By Lisa Soronen
After turning down countless petitions challenging state and local restrictions on guns, the U.S. Supreme Court has finally agreed to review the constitutionality of a gun law.
In New York State Rifle & Pistol Association Inc. v. City of New York, New York the Supreme Court will decide whether New York City’s ban on transporting a handgun to a home or shooting range outside city limits violates the Second Amendment, the Commerce Clause, or the constitutional right to travel.
The U.S. Court of Appeals for the Second Circuit held the law is constitutional on all accounts.
A New York City administrative rule allows residents to obtain a “carry” or “premises” handgun license. The “premises” license allows a licensee to “have and possess in his dwelling” a pistol or revolver. A licensee may only take his or her gun to a shooting range located in the city. Challengers want to bring their handgun to their second home and to target practice outside the city.
In 2008 in District of Columbia v. Heller, the Supreme Court held that the Second Amendment “guarantee[s] the individual right to possess and carry weapons in case of confrontation.” Among many questions left unanswered, the court did not state whether an individual has a Second Amendment right to possess a gun outside the home.
Second Amendment cases are won or lost depending on what level of scrutiny the court applies. If the court applies “strict scrutiny” it will likely strike the law down.
The Second Circuit didn’t apply strict scrutiny as a result of the challengers being unable to transport a gun to their second home. If they want a gun at their second home they can simply buy another gun. Likewise, the court didn’t apply strict scrutiny despite the fact that the challengers could not bring their gun outside the city for target practice. The rule imposes “no direct restriction” on the right to “obtain a handgun and maintain it at their residences for self-protection.”
Applying intermediate scrutiny, the Second Circuit held the rule was “substantially related to the achievement of an important governmental interest.” It seeks to “protect public safety and prevent crime.”
And the court agreed with the former commander of the License Division that premises license holders “are just as susceptible as anyone else to stressful situations,” including driving situations that can lead to road rage, “crowd situations, demonstrations, family disputes,” and other situations “where it would be better to not have the presence of a firearm.”
The Second Circuit concluded the rule doesn’t discriminate against interstate commerce in violation of the Commerce Clause.
First, it does not facially discriminate against interstate commerce.
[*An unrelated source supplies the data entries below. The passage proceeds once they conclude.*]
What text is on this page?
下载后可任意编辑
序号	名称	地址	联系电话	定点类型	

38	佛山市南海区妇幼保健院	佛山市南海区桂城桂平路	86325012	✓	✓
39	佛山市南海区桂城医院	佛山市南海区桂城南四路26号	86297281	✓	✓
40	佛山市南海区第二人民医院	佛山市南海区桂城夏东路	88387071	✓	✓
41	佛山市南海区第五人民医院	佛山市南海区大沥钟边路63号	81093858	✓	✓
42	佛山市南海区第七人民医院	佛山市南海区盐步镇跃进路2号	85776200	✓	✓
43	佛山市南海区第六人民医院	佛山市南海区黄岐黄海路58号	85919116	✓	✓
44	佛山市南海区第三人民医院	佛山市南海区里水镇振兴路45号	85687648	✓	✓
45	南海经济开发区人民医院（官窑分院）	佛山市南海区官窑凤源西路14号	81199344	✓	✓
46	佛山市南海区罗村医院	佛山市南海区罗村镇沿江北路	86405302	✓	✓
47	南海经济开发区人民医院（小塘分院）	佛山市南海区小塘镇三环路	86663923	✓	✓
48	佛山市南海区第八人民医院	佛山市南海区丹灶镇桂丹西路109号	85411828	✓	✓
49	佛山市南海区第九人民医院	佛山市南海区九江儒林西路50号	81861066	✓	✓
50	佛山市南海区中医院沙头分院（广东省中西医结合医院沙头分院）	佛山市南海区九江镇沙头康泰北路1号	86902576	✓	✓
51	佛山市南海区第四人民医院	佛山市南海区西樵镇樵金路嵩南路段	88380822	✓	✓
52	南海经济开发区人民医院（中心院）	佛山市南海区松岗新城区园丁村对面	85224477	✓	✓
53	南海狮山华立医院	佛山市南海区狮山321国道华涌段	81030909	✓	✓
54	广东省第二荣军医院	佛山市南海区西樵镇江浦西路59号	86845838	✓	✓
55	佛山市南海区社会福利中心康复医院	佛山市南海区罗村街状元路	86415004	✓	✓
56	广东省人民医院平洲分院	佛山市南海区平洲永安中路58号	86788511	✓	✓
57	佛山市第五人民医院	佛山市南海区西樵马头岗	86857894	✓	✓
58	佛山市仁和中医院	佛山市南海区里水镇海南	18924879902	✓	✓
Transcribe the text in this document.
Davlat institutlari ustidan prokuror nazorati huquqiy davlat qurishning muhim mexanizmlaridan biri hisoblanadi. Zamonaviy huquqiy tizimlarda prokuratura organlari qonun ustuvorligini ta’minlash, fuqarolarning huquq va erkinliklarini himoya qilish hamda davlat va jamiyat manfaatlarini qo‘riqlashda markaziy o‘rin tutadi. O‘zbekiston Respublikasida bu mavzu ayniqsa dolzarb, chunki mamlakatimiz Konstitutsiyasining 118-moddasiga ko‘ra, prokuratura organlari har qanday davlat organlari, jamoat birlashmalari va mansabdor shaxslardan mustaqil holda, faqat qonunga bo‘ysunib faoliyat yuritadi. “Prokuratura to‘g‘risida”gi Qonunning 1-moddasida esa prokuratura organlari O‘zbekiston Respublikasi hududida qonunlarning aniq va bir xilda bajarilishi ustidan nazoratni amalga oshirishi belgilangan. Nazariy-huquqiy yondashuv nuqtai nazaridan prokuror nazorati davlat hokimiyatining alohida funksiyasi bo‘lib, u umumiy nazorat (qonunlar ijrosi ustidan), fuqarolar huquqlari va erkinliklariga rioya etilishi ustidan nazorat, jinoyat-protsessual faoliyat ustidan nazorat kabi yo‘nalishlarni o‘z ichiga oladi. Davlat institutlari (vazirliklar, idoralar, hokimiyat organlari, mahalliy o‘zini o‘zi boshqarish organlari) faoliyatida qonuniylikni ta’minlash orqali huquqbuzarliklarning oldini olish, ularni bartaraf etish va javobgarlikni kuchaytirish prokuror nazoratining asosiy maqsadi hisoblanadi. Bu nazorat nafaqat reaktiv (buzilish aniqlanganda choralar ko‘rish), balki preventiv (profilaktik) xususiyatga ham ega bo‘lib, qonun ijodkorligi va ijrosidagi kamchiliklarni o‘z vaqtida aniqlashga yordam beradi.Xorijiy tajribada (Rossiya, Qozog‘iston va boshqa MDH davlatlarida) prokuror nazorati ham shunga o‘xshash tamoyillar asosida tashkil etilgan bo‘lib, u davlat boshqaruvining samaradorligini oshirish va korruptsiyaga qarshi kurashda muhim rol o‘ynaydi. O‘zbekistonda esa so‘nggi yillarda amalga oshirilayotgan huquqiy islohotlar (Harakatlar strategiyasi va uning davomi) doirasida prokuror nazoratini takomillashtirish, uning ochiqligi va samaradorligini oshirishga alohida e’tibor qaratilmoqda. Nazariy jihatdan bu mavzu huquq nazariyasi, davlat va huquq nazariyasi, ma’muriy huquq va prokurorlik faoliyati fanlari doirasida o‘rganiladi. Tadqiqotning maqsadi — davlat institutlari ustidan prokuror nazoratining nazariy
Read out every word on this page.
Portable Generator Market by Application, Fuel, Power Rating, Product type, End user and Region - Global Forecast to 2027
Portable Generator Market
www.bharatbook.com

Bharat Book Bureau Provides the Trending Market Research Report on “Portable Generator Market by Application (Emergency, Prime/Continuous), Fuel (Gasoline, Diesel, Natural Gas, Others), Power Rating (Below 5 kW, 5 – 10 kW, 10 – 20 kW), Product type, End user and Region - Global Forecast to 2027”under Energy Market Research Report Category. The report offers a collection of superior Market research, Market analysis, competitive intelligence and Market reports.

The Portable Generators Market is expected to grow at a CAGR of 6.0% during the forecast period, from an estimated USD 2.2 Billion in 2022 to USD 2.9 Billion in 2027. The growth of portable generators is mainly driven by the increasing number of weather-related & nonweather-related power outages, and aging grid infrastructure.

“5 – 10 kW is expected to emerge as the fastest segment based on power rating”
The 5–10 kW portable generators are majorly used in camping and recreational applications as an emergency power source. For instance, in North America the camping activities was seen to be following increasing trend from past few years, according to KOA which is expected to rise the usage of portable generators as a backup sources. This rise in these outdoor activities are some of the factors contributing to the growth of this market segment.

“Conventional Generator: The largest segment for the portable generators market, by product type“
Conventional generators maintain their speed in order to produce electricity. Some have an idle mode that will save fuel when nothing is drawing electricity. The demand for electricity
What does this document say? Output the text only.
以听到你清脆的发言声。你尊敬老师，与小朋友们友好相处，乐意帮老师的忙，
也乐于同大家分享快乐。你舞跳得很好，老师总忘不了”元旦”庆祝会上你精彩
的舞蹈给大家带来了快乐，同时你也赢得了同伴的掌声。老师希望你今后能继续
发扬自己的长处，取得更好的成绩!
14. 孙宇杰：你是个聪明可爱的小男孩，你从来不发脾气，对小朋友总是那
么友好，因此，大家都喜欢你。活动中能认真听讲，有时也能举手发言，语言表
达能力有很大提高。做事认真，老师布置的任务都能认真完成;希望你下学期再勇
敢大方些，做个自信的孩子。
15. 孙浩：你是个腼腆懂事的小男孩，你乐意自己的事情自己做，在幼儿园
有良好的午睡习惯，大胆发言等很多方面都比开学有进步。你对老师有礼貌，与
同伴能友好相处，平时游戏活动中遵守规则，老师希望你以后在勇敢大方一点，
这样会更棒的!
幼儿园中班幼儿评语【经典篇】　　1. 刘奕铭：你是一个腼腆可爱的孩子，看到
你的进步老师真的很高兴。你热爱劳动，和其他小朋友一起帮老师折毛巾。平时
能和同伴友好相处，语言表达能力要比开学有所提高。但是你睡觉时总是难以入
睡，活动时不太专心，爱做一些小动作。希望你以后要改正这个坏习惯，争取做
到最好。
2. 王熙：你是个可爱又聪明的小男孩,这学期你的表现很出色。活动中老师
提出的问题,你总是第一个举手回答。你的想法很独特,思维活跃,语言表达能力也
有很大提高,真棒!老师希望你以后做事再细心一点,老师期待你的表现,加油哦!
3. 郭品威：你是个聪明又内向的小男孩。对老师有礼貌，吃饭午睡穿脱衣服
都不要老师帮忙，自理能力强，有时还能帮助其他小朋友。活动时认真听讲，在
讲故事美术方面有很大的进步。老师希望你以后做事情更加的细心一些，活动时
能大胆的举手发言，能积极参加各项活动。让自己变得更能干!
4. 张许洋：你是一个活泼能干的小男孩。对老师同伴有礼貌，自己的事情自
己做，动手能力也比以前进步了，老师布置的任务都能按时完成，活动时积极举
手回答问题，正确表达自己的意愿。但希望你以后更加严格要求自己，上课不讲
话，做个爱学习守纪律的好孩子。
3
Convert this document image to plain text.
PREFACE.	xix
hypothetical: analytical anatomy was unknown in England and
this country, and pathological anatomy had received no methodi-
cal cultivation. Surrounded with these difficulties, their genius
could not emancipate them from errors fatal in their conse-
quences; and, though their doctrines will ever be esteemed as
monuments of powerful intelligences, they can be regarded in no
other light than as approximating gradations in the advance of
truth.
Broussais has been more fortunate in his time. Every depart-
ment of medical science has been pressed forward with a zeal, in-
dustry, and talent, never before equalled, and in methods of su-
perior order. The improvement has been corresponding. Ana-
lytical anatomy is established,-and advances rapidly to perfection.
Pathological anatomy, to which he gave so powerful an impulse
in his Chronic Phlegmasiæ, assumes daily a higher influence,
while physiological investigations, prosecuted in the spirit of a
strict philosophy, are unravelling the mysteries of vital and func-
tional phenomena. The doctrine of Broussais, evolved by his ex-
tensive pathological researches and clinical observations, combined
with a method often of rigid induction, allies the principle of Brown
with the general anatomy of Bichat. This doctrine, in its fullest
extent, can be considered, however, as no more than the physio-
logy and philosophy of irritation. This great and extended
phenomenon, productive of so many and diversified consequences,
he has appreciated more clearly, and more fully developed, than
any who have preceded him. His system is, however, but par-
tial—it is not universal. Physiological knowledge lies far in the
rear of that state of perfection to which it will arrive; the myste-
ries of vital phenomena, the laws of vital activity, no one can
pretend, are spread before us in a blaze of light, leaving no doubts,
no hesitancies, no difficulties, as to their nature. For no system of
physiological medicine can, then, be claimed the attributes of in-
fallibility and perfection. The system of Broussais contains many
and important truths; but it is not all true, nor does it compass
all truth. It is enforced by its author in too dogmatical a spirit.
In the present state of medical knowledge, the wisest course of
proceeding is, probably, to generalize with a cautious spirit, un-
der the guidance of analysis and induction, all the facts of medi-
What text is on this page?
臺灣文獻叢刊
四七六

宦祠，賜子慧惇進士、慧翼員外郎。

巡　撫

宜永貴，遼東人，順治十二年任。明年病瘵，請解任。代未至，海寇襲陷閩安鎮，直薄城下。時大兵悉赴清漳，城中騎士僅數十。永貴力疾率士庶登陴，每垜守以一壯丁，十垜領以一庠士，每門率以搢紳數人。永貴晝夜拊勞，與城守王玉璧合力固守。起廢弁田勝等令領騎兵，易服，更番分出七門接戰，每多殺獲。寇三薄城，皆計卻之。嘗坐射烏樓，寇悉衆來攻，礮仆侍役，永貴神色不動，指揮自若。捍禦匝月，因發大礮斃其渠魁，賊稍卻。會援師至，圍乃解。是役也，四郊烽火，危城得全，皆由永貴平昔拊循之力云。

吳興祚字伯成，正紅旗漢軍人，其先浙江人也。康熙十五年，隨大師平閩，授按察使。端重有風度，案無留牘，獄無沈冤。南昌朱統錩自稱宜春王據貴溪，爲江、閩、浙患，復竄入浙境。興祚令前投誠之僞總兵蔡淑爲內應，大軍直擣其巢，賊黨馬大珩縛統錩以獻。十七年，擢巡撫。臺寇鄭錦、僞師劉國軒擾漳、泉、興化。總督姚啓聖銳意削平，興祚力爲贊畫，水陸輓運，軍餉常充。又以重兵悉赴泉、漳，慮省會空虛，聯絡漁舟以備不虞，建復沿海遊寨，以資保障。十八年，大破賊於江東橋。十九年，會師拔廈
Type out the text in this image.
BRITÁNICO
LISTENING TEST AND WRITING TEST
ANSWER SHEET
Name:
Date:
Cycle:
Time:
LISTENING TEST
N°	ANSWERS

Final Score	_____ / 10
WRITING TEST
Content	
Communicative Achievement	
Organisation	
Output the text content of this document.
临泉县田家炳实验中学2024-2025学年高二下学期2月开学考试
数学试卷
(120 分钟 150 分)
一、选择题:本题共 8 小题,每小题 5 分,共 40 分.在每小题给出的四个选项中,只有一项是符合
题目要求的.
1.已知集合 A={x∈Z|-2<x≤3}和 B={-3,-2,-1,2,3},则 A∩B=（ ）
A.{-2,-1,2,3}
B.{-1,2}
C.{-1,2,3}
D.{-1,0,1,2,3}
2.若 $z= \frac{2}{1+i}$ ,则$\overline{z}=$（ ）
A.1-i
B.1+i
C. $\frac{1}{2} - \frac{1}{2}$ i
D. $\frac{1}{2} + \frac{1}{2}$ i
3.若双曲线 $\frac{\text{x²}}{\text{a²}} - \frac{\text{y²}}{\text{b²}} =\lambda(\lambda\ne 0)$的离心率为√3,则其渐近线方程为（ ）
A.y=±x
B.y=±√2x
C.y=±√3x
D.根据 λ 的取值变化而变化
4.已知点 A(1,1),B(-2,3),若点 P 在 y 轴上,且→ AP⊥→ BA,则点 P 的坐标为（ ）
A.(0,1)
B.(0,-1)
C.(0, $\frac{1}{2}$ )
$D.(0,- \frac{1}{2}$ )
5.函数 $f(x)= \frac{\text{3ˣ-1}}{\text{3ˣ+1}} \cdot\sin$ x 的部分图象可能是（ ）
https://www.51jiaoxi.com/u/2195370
Licensees may still patronize out-of-state firing ranges—they just can’t bring their gun licensed in New York City. Second, no evidence suggests the rule was intended to protect the economic interests of the city’s firing range industry.
Finally, the challengers failed to offer evidence that the rule has had a discriminatory effect on interstate commerce. While the challengers claim they have not attended out-of-city shooting events with their gun, they may have attended them without their gun.
While the Supreme Court has recognized a constitutional right to travel, it is only implicated when a rule “actually deters such travel, or when impedance of travel is its primary objective, or when it uses any classification which serves to penalize the exercise of that right.”
The Second Circuit rejected the challengers’ right to travel argument stating: “Nothing in the Rule prevents the Plaintiffs from engaging in intrastate or interstate travel as they wish. The Plaintiffs may go where they like, and in particular may attend and participate in shooting tournaments or similar events held outside the City of New York. The regulation concerns only their ability to remove the specific handgun licensed to their residences from the premises for which they hold the license. The Constitution protects the right to travel, not the right to travel armed.”
Lisa Soronen is executive director of the State and Local Legal Center and a frequent contributor on judicial issues to the NCSL Blog.